EDIT: I guess I should have put this in Tech & Science

Epyk MD

Epyk MD

Number 8 is scary bro.

Keyser Söze

Keyser Söze

Invisible holes of gravitational pull with an inescapable event horizon generally are.

It's the abyss...

Guest


Guest

Epyk wrote:Number 8 is scary bro.
We could get rid of 4chan and the cdi with that.

Guest


Guest

Excellent read greg as always.

Keyser Söze

Keyser Söze

Or could we?

Epyk MD

Epyk MD

it made me think...
if say this random customer is swallowed by a black whole...so are his memories of me...if HIS memory of me is pulled through the EH..are all memories of me pulled through...and if all memories of me are pulled through....do I cease to exist?

Keyser Söze

Keyser Söze

Or do you remain, without memory and conscience of being?

Epyk MD

Epyk MD

Exactly...scary bro.

Guest


Guest

Jack Torrance wrote:Or could we?
Well if it is true we could.

Guest


Guest

Epyk wrote:Exactly...scary bro.
oh shit that is man.

Keyser Söze

Keyser Söze

But how would we ever know?

If it's true the dynamics of the very fact prohibit us from knowing it, otherwise we're just none the wiser.

Epyk MD

Epyk MD

Then again..light itself is pulled in all the time and doesn't cease to exist.....then abain maybe it hasn't reached the EH yet...and lights expectancy date is some time in may 2012

Zillah

Zillah

dude theoretical physics is the shit... *nerdgasm*

Zillah

Zillah

Jack Torrance wrote:If you square the
charge of the electron and then divide it by the speed of light times Planck's constant,
all the dimensions (mass, time and distance) cancel out, yielding a so-called "pure
number" -- alpha, which is just slightly over 1/137. But why is it not precisely
1/137 or some other value entirely?

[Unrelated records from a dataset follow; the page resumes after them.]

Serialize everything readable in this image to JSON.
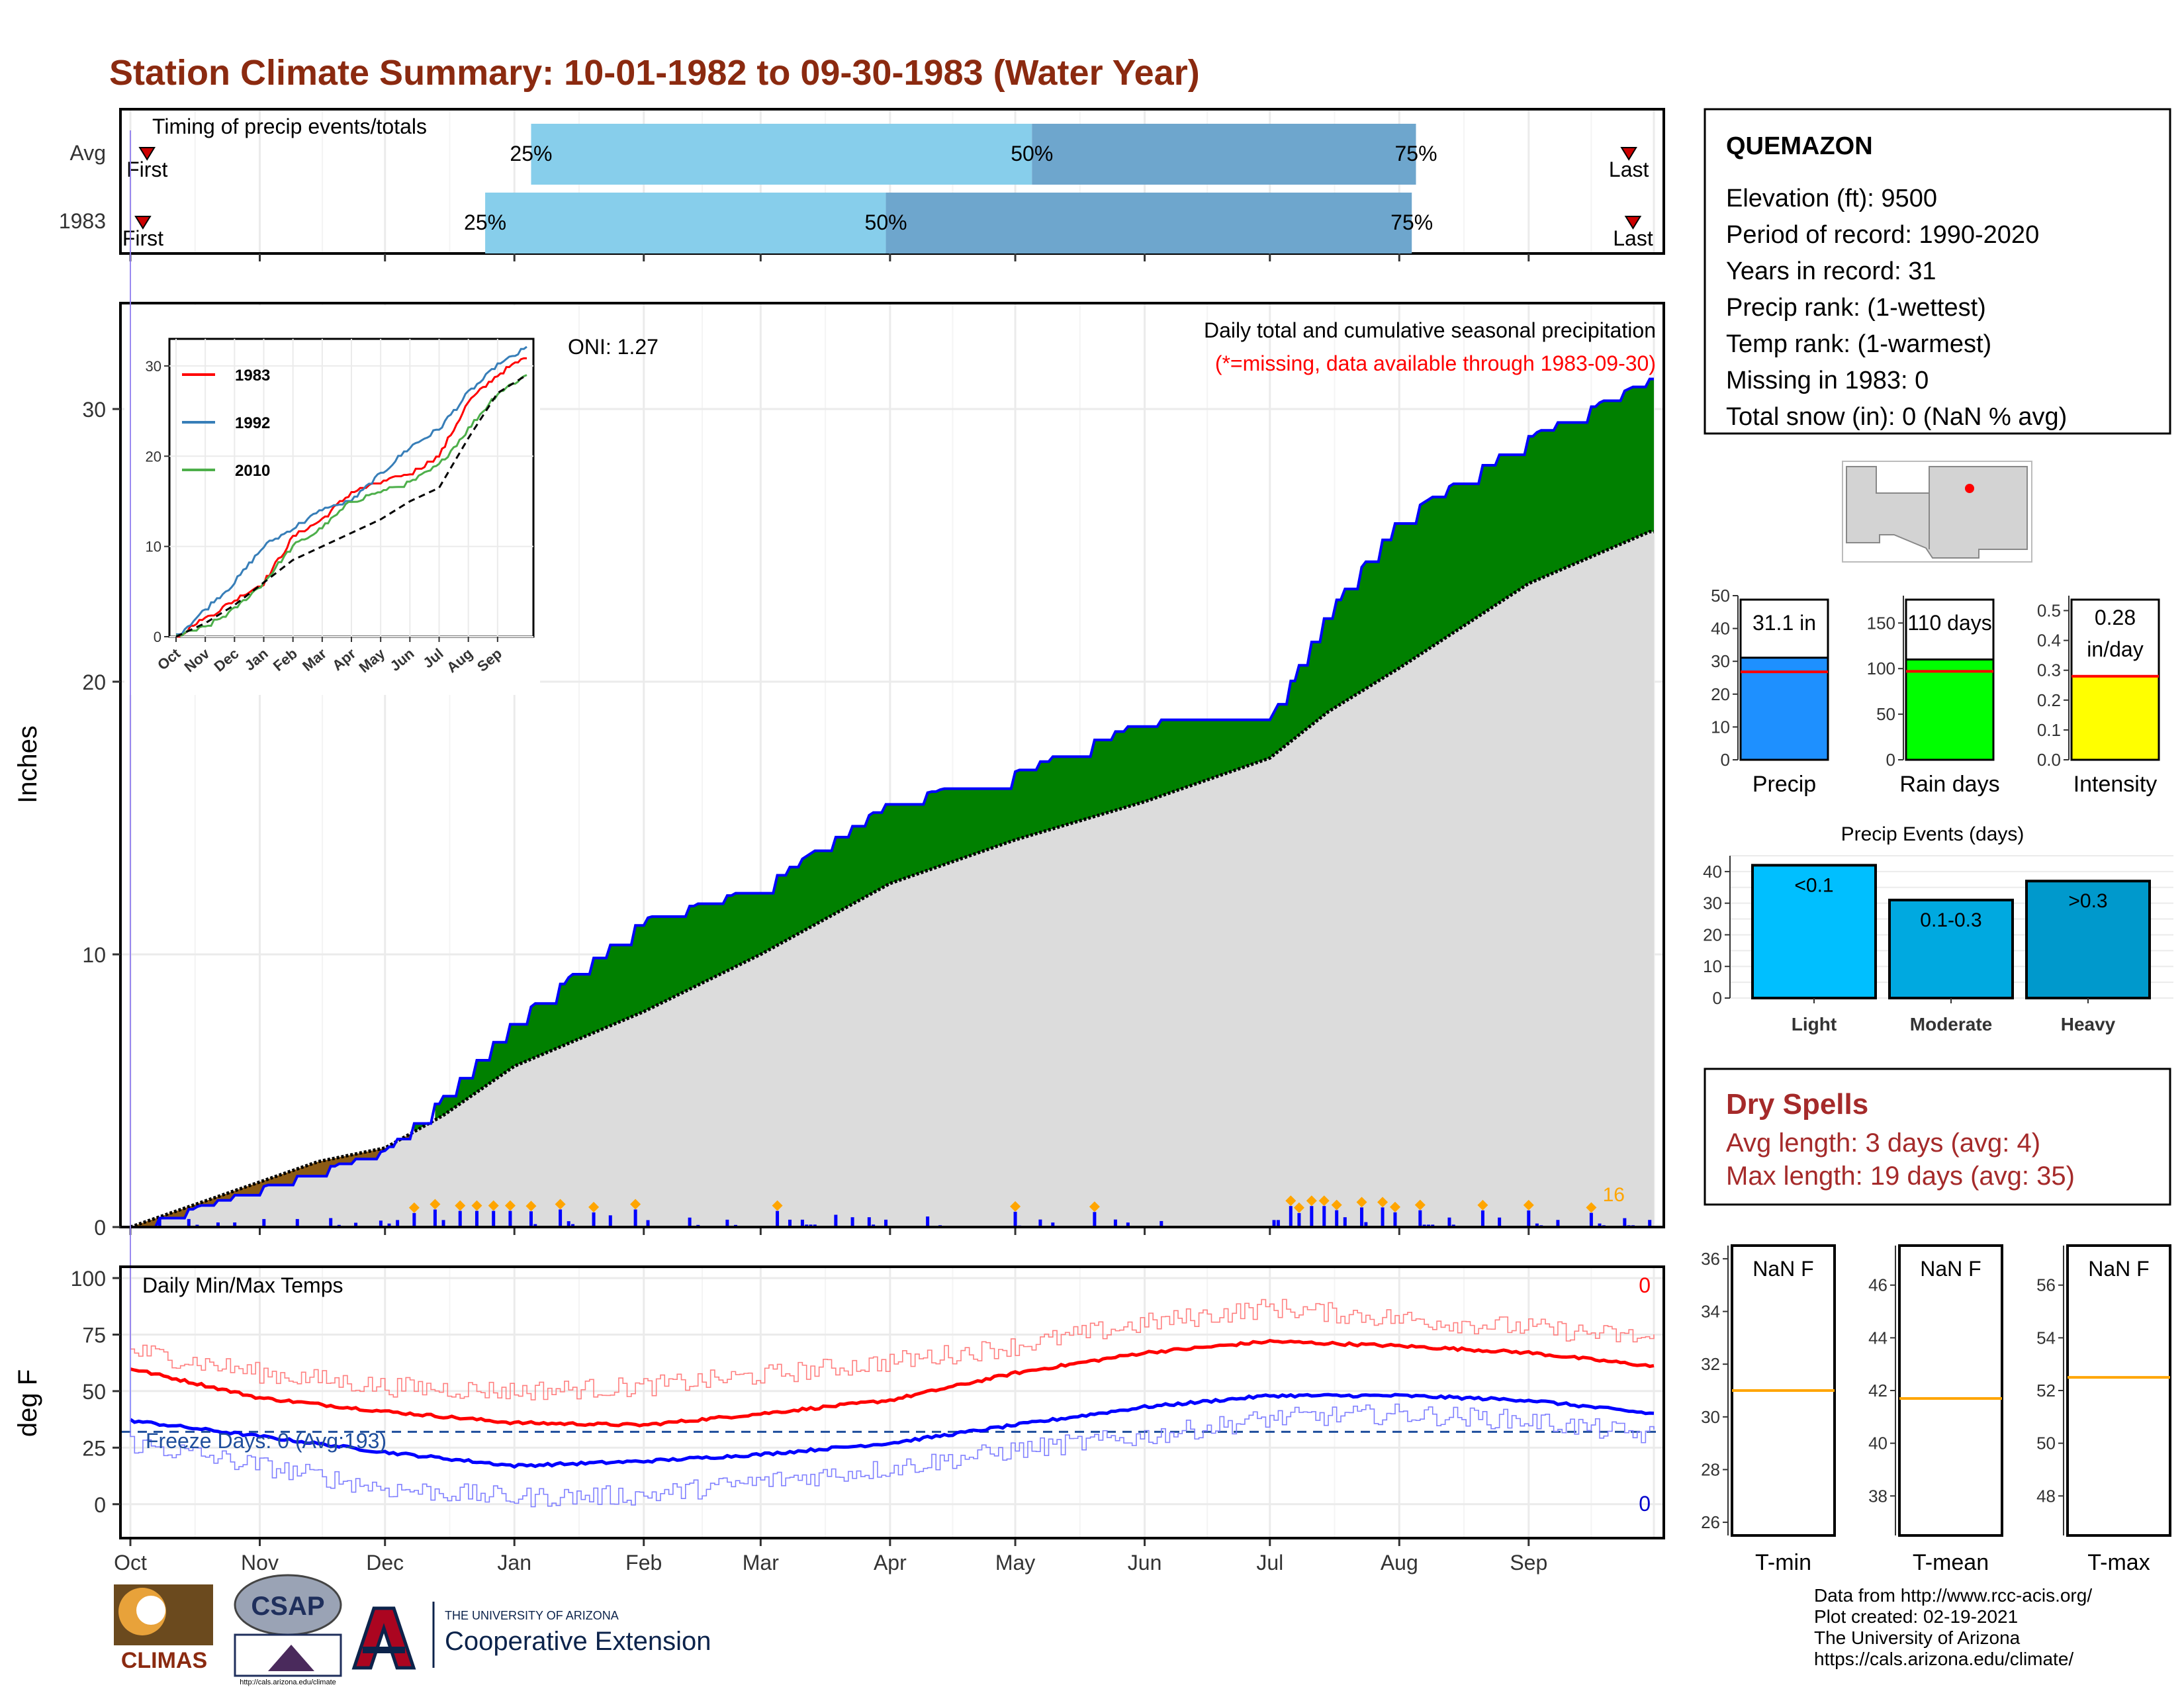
{
  "page_title": "Station Climate Summary: 10-01-1982 to 09-30-1983 (Water Year)",
  "colors": {
    "title": "#8b2a10",
    "light_blue": "#87ceeb",
    "mid_blue": "#6ea6cd",
    "green": "#008000",
    "brown": "#8b5a14",
    "grey_fill": "#dcdcdc",
    "bar_blue": "#0000ff",
    "orange": "#ffa500",
    "red": "#ff0000",
    "dry_red": "#a52a2a",
    "precip_bar": "#1e90ff",
    "rain_bar": "#00ff00",
    "intensity_bar": "#ffff00",
    "event_light": "#00bfff",
    "event_mod": "#00a9e0",
    "event_heavy": "#0099cc"
  },
  "timing": {
    "title": "Timing of precip events/totals",
    "rows": [
      "Avg",
      "1983"
    ],
    "first_label": "First",
    "last_label": "Last",
    "avg": {
      "first": "Oct 5",
      "p25": "Jan 5",
      "p50": "May 5",
      "p75": "Aug 5",
      "last": "Sep 25"
    },
    "y1983": {
      "first": "Oct 4",
      "p25": "Dec 25",
      "p50": "Mar 31",
      "p75": "Aug 4",
      "last": "Sep 26"
    },
    "pct_labels": [
      "25%",
      "50%",
      "75%"
    ]
  },
  "main": {
    "ylabel": "Inches",
    "annotation_1": "Daily total and cumulative seasonal precipitation",
    "annotation_2": "(*=missing, data available through 1983-09-30)",
    "oni": "ONI: 1.27",
    "extreme_count": "16",
    "y_ticks": [
      0,
      10,
      20,
      30
    ]
  },
  "inset": {
    "legend": [
      "1983",
      "1992",
      "2010"
    ],
    "x_ticks": [
      "Oct",
      "Nov",
      "Dec",
      "Jan",
      "Feb",
      "Mar",
      "Apr",
      "May",
      "Jun",
      "Jul",
      "Aug",
      "Sep"
    ],
    "y_ticks": [
      0,
      10,
      20,
      30
    ]
  },
  "temps": {
    "title": "Daily Min/Max Temps",
    "ylabel": "deg F",
    "freeze": "Freeze Days: 0 (Avg:193)",
    "max_count": "0",
    "min_count": "0",
    "y_ticks": [
      0,
      25,
      50,
      75,
      100
    ]
  },
  "x_months": [
    "Oct",
    "Nov",
    "Dec",
    "Jan",
    "Feb",
    "Mar",
    "Apr",
    "May",
    "Jun",
    "Jul",
    "Aug",
    "Sep"
  ],
  "station": {
    "name": "QUEMAZON",
    "lines": [
      "Elevation (ft): 9500",
      "Period of record: 1990-2020",
      "Years in record: 31",
      "Precip rank:  (1-wettest)",
      "Temp rank:  (1-warmest)",
      "Missing in 1983: 0",
      "Total snow (in): 0 (NaN % avg)"
    ]
  },
  "summary_bars": [
    {
      "label": "Precip",
      "value_text": "31.1 in",
      "value": 31.1,
      "avg": 26.8,
      "max": 50,
      "ticks": [
        0,
        10,
        20,
        30,
        40,
        50
      ]
    },
    {
      "label": "Rain days",
      "value_text": "110 days",
      "value": 110,
      "avg": 97,
      "max": 180,
      "ticks": [
        0,
        50,
        100,
        150
      ]
    },
    {
      "label": "Intensity",
      "value_text_1": "0.28",
      "value_text_2": "in/day",
      "value": 0.28,
      "avg": 0.28,
      "max": 0.55,
      "ticks": [
        0.0,
        0.1,
        0.2,
        0.3,
        0.4,
        0.5
      ]
    }
  ],
  "events": {
    "title": "Precip Events (days)",
    "categories": [
      "Light",
      "Moderate",
      "Heavy"
    ],
    "labels": [
      "<0.1",
      "0.1-0.3",
      ">0.3"
    ],
    "values": [
      42,
      31,
      37
    ],
    "ticks": [
      0,
      10,
      20,
      30,
      40
    ]
  },
  "dry": {
    "title": "Dry Spells",
    "line1": "Avg length: 3 days (avg: 4)",
    "line2": "Max length: 19 days (avg: 35)"
  },
  "temp_boxes": [
    {
      "label": "T-min",
      "value_text": "NaN F",
      "avg": 31,
      "ticks": [
        26,
        28,
        30,
        32,
        34,
        36
      ],
      "range": [
        25.5,
        36.5
      ]
    },
    {
      "label": "T-mean",
      "value_text": "NaN F",
      "avg": 41.7,
      "ticks": [
        38,
        40,
        42,
        44,
        46
      ],
      "range": [
        36.5,
        47.5
      ]
    },
    {
      "label": "T-max",
      "value_text": "NaN F",
      "avg": 52.5,
      "ticks": [
        48,
        50,
        52,
        54,
        56
      ],
      "range": [
        46.5,
        57.5
      ]
    }
  ],
  "footer": {
    "lines": [
      "Data from http://www.rcc-acis.org/",
      "Plot created: 02-19-2021",
      "The University of Arizona",
      "https://cals.arizona.edu/climate/"
    ],
    "climas": "CLIMAS",
    "csap": "CSAP",
    "csap_url": "http://cals.arizona.edu/climate",
    "ua_line1": "THE UNIVERSITY OF ARIZONA",
    "ua_line2": "Cooperative Extension"
  },
  "chart_data": [
    {
      "type": "area",
      "title": "",
      "xlabel": "",
      "ylabel": "Inches",
      "ylim": [
        0,
        33
      ],
      "x": [
        "Oct 1",
        "Nov 15",
        "Dec 1",
        "Dec 15",
        "Jan 1",
        "Feb 1",
        "Mar 1",
        "Apr 1",
        "May 1",
        "Jun 1",
        "Jul 1",
        "Jul 15",
        "Aug 1",
        "Sep 1",
        "Sep 30"
      ],
      "series": [
        {
          "values": [
            0,
            2.1,
            2.8,
            4.8,
            7.6,
            11.3,
            12.5,
            15.6,
            16.7,
            18.6,
            18.6,
            22.6,
            26.0,
            29.0,
            31.1
          ]
        },
        {
          "values": [
            0,
            2.4,
            2.9,
            4.1,
            5.9,
            7.9,
            10.0,
            12.6,
            14.2,
            15.6,
            17.2,
            18.9,
            20.5,
            23.6,
            25.5
          ]
        }
      ]
    },
    {
      "type": "line",
      "title": "",
      "ylim": [
        0,
        33
      ],
      "x": [
        "Oct",
        "Nov",
        "Dec",
        "Jan",
        "Feb",
        "Mar",
        "Apr",
        "May",
        "Jun",
        "Jul",
        "Aug",
        "Sep",
        "end"
      ],
      "series": [
        {
          "name": "1983",
          "values": [
            0,
            2,
            4,
            6,
            11,
            13,
            16,
            17,
            18,
            20,
            26,
            29,
            31
          ]
        },
        {
          "name": "1992",
          "values": [
            0,
            3,
            6,
            10,
            12,
            14,
            15,
            18,
            21,
            23,
            27,
            30,
            32
          ]
        },
        {
          "name": "2010",
          "values": [
            0,
            1,
            3,
            6,
            10,
            12,
            15,
            16,
            17,
            19,
            23,
            27,
            29
          ]
        },
        {
          "values": [
            0,
            1.5,
            3.5,
            6,
            8.5,
            10,
            11.5,
            13,
            15,
            16.5,
            22,
            27,
            29
          ]
        }
      ]
    },
    {
      "type": "line",
      "title": "",
      "ylabel": "deg F",
      "ylim": [
        -15,
        105
      ],
      "x": [
        "Oct",
        "Nov",
        "Dec",
        "Jan",
        "Feb",
        "Mar",
        "Apr",
        "May",
        "Jun",
        "Jul",
        "Aug",
        "Sep",
        "end"
      ],
      "series": [
        {
          "values": [
            60,
            47,
            41,
            36,
            35,
            40,
            46,
            58,
            67,
            72,
            70,
            67,
            61
          ]
        },
        {
          "values": [
            37,
            30,
            23,
            17,
            19,
            22,
            27,
            35,
            43,
            48,
            48,
            46,
            40
          ]
        },
        {
          "values": [
            68,
            58,
            52,
            50,
            52,
            57,
            63,
            70,
            80,
            87,
            82,
            78,
            73
          ]
        },
        {
          "values": [
            27,
            17,
            7,
            3,
            4,
            10,
            16,
            24,
            30,
            38,
            40,
            37,
            30
          ]
        }
      ]
    },
    {
      "type": "bar",
      "categories": [
        "Light",
        "Moderate",
        "Heavy"
      ],
      "values": [
        42,
        31,
        37
      ],
      "title": "Precip Events (days)",
      "ylim": [
        0,
        45
      ]
    }
  ]
}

Physicists and even mystics have tried in vain to
explain why.

thats pretty fuckin leet btw

Epyk MD

Epyk MD

Zillah wrote:
Jack Torrance wrote:If you square the
charge of the electron and then divide it by the speed of light times Planck's constant,
all the dimensions (mass, time and distance) cancel out, yielding a so-called "pure
number" -- alpha, which is just slightly over 1/137. But why is it not precisely
1/137 or some other value entirely? Physicists and even mystics have tried in vain to
explain why.

thats pretty fuckin leet btw

So that's the real meaning of life hmm?

Zillah

Zillah

yeah, the creator of the universe was definitely trying to show us something there

Keyser Söze

Keyser Söze

No.

42.

Khfan60

Khfan60

My suggestion:

We dump the cast of Jersey Shore into a black hole. All of America's problems will be solved.